After Quisha Smith allowed her young daughter to open an account on the hugely popular Roblox gaming platform, she was surprised to see that when the girl went into a bathroom in a role-playing game, someone asked her to take off her pants, Smith alleges in a lawsuit against the company.
Roblox claims more than 66 million daily users globally, with the fastest-growing age group 17 to 24, and estimated in 2020 that three-quarters of U.S. kids aged 9 to 12 had accounts. While its promotional materials tout a safe and “welcoming environment for all ages,” Smith’s lawsuit alleged the platform exposes children to “rampant sexual content, including the presence of child predators posing as innocuous avatars in an effort to groom child-users.”
Such content, the lawsuit claimed, “is available — and, in some cases, recommended — to children of all ages on the platform, including the youngest of audiences who are barely old enough to be in elementary school.”
Smith, identified in her lawsuit as a California parent of a daughter, 12, and son, 7, is seeking class-action status, to bring in up to millions of other parents who “have been lulled into a false sense of security and allowed their young children to sign up for Roblox.” According to the lawsuit, Smith saw a social media advertisement from Roblox in 2021 that “indicated Roblox was a gaming platform for children,” so she let her daughter open accounts for herself and her brother. The alleged incident with her daughter in the virtual bathroom occurred last year, the lawsuit said.
Roblox said Thursday it disputes the allegations and will respond to them in court.
“We have an expert team of thousands of people dedicated to moderation and safety on Roblox 24/7, and we act swiftly to block inappropriate content or behavior when detected, including sexual content which violates our Community Standards,” the company, adding that it works with 20 organizations focused on child safety and online safety.
“We have a number of features specifically designed to keep kids safe including filtering text chat on the platform to block inappropriate content or personal information and offering parental controls and features to limit or turn off chat. We have invested in building tools to give parents visibility into their children’s activity.”
The lawsuit noted that Roblox, along with Instagram, erotic-content site OnlyFans, the Apple App Store and other platforms, made the “Dirty Dozen” list of the National Center on Sexual Exploitation. The center alleged in a June report that not only can kids on Roblox be exposed to highly sexualized content, but “countless children have been sexually abused and exploited by predators they met on Roblox,” and that children’s avatars — their representational images in game worlds — have been raped.

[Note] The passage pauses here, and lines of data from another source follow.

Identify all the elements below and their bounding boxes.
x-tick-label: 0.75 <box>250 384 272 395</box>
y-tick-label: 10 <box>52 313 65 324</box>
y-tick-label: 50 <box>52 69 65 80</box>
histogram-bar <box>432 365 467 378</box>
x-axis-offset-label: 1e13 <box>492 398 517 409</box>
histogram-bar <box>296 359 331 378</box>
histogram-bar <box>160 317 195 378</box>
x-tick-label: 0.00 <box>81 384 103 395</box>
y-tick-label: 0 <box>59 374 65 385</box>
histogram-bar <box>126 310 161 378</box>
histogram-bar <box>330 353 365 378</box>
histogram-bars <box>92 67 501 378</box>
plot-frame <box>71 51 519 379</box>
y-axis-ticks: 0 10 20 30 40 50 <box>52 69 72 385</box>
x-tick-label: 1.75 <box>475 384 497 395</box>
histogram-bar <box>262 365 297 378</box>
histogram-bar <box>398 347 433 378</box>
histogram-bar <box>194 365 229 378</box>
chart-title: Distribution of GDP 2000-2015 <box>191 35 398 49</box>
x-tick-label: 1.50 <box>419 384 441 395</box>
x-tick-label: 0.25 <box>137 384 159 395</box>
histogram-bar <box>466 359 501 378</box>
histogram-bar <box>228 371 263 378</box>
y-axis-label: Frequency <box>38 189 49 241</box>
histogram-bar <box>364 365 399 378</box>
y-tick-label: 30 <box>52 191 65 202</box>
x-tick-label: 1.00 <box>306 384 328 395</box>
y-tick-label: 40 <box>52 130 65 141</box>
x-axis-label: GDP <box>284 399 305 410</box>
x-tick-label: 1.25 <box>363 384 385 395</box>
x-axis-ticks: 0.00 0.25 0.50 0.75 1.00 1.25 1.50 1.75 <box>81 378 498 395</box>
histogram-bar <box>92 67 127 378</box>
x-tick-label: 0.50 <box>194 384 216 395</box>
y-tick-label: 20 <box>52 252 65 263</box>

Central to the lawsuit is a fundamental problem confronting major Silicon Valley social media companies: How to screen and filter users and content on a massive scale. Roblox says that, like other large platforms, it uses a mix of automated and human moderators. Legal actions against social media firms over child safety are not infrequent — this week, New Mexico sued Meta, accusing it of creating a “breeding ground” for child predators on its Facebook and Instagram apps, claiming young users are exposed to sexual content and contact by adult users.

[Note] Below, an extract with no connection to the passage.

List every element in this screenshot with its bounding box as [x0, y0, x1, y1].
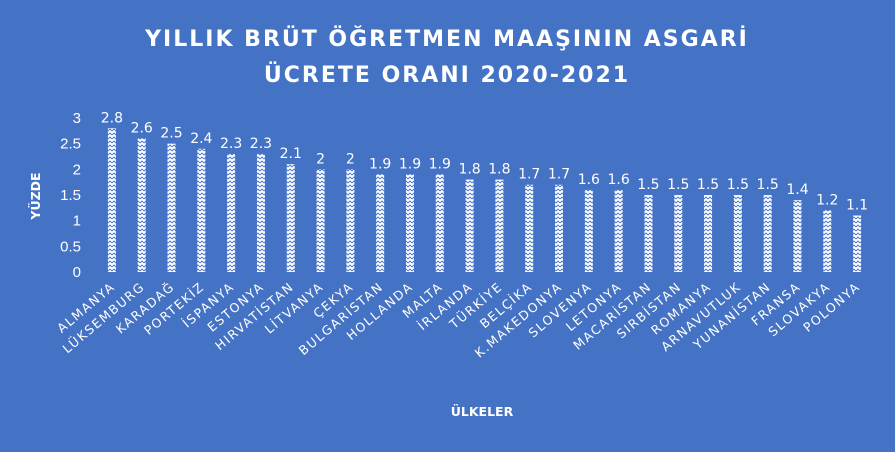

The Roblox lawsuit filed Wednesday in San Mateo County Superior Court cited alleged incidents including the arrest of a 40-year-old California man who traveled across the U.S. to sexually abuse a 14-year-old girl he met on Roblox, and another 14-year-old girl sexually assaulted by a man who posed as a boy, 17, on the platform.
“In 2022, a 13-year-old girl in Topeka was rescued from a man she met on Roblox who was sex trafficking her,” the lawsuit claimed, citing the center’s report. “In 2022, an 8-year-old girl in North Carolina was targeted by an online predator on Roblox who asked her to send him ‘hot videos.’ The girl’s mother said she had parental controls on all the devices her kids used.”
Roblox, the lawsuit and center claim, “still allows adult strangers to direct message, chat, and ‘friend’ children. These are the default settings when any child opens an account.”
The lawsuit refers to a 2020 regulatory filing by Roblox saying, “We have faced allegations that our platform has been used by criminal offenders to identify and communicate with children and to possibly entice them to interact off-platform, outside of the restrictions of our chat, content blockers, and other on-platform safety measures.” Despite “considerable resources” devoted to prevent such use, Roblox said in the filing, “we are unable to prevent all such interactions from taking place.”
The company, the lawsuit claimed, “failed to disclose that information to parents.”
Also cited in the lawsuit is a warning in April from Canadian police that predators were contacting kids on Roblox, then directing them to apps like Facebook, Instagram or Snapchat to manipulate them into sending nude photos or performing sexual acts.
Smith, who is seeking a court order barring Roblox from claimed illegal conduct and false advertising, said in the lawsuit that she cut her kids off from the platform after the alleged incident in the online bathroom. However, she “remains in the market for digital entertainment for her children,” and would let her children back on Roblox if the company accurately promoted its platform and improved its moderation and other protective systems.